Se a sua empresa está utilizando IA generativa no seu P&D, é imperativo que o departamento jurídico realize imediatamente um mapeamento de riscos e estabeleça as barreiras de compliance necessárias para proteger o seu balanço financeiro e a continuidade da sua operação.
Restando dúvidas envie um e-mail para inpi@avilanascimento.adv.br, ou entre em contato pelo telefone (21) 3208-3838 ou pelo WhatsApp (21) 97272-8787.
Referências:
ABBOTT, Ryan. The Reasonable Robot: Artificial Intelligence and the Law. Cambridge: Cambridge University Press, 2020.
BRASIL. Lei nº 9.279, de 14 de maio de 1996. Regula direitos e obrigações relativos à propriedade industrial. Diário Oficial da União, Brasília, DF, 15 maio 1996.
Site oficial do escritório Ávila Nascimento Advocacia. Disponível em: https://avilanascimento.adv.br/#informativos. Acesso em 2025.
BRASIL. Lei nº 10.406, de 10 de janeiro de 2002. Institui o Código Civil. BRASIL. Senado Federal. Projeto de Lei nº 2.338, de 2023. Regulamenta o uso da Inteligência Artificial no Brasil para proteger os direitos fundamentais. Disponível em: https://www.senado.leg.br/atividade/materia/getPDF.asp?t=MP&id=162608. Acesso em: nov. 2025.
WORLD INTELLECTUAL PROPERTY ORGANIZATION (WIPO). Generative AI and Intellectual Property. Geneva: WIPO, 2024. Disponível em: https://www.wipo.int/about-ip/en/ai/generative_ai.html. Acesso em: 20 nov. 2025.
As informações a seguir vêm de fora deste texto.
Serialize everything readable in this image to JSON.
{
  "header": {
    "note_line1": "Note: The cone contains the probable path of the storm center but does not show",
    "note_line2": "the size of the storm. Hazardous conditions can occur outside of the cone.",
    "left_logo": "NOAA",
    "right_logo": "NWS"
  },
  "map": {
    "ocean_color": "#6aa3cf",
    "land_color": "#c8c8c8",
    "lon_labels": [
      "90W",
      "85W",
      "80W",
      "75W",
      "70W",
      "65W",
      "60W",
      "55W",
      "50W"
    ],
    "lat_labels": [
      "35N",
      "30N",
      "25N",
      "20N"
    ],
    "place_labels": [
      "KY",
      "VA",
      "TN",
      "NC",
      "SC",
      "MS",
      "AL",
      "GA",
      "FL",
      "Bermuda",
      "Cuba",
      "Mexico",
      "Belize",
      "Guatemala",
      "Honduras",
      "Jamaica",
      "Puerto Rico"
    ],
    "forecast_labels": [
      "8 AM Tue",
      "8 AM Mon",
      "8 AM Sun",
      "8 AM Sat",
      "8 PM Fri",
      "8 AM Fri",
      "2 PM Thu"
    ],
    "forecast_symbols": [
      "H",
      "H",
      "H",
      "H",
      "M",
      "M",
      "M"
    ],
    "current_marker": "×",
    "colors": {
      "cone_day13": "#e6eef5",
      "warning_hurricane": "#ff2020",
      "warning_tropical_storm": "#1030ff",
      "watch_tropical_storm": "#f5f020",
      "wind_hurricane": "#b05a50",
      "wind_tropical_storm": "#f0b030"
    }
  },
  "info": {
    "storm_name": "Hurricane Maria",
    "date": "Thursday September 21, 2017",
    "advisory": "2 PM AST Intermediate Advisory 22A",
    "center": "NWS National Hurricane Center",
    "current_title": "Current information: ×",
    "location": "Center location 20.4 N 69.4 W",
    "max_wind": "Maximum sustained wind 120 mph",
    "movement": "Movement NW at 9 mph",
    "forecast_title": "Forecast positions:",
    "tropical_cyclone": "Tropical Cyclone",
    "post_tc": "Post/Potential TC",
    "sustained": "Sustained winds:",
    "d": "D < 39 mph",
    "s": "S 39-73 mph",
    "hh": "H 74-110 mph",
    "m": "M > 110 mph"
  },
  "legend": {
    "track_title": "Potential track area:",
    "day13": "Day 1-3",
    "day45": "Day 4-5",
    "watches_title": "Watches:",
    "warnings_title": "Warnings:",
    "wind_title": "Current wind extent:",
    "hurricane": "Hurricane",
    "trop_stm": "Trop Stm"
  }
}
Responsabilidade Civil e Infração de Patentes por IA
O que é Criptomnésia e como ela causa infração de patentes?
Criptomnésia é o fenômeno em que a IA, treinada em vastos data sets (incluindo patentes), reproduz uma solução protegida sem rastreamento. Isso gera a infração inadvertida, pois a empresa copia o ativo sem ter conhecimento ou má-fé.
O desenvolvedor da IA pode ser responsabilizado por infrações?
Sim, mas essa responsabilidade é geralmente subjetiva. O litígio se concentra em provar culpa ou falha contratual na forma como o modelo foi treinado ou vendido. É crucial exigir cláusulas de indenização (warranty) no contrato.
Como o problema da "Caixa Preta" afeta os litígios de patentes envolvendo IA?
A opacidade do algoritmo impede que o titular da patente rastreie o processo de cópia (dificultando a prova da infração). Além disso, dificulta a defesa da empresa acusada (que precisa revelar segredos do modelo).
Por que o FTO (Freedom-to-Operate) é mandatório para outputs de IA?
O FTO (Livre Operação) é a única forma de mitigar o alto risco de infração inadvertida. Toda solução gerada pela IA deve ser submetida a uma busca de FTO para garantir que não viola patentes vigentes antes de ser comercializada.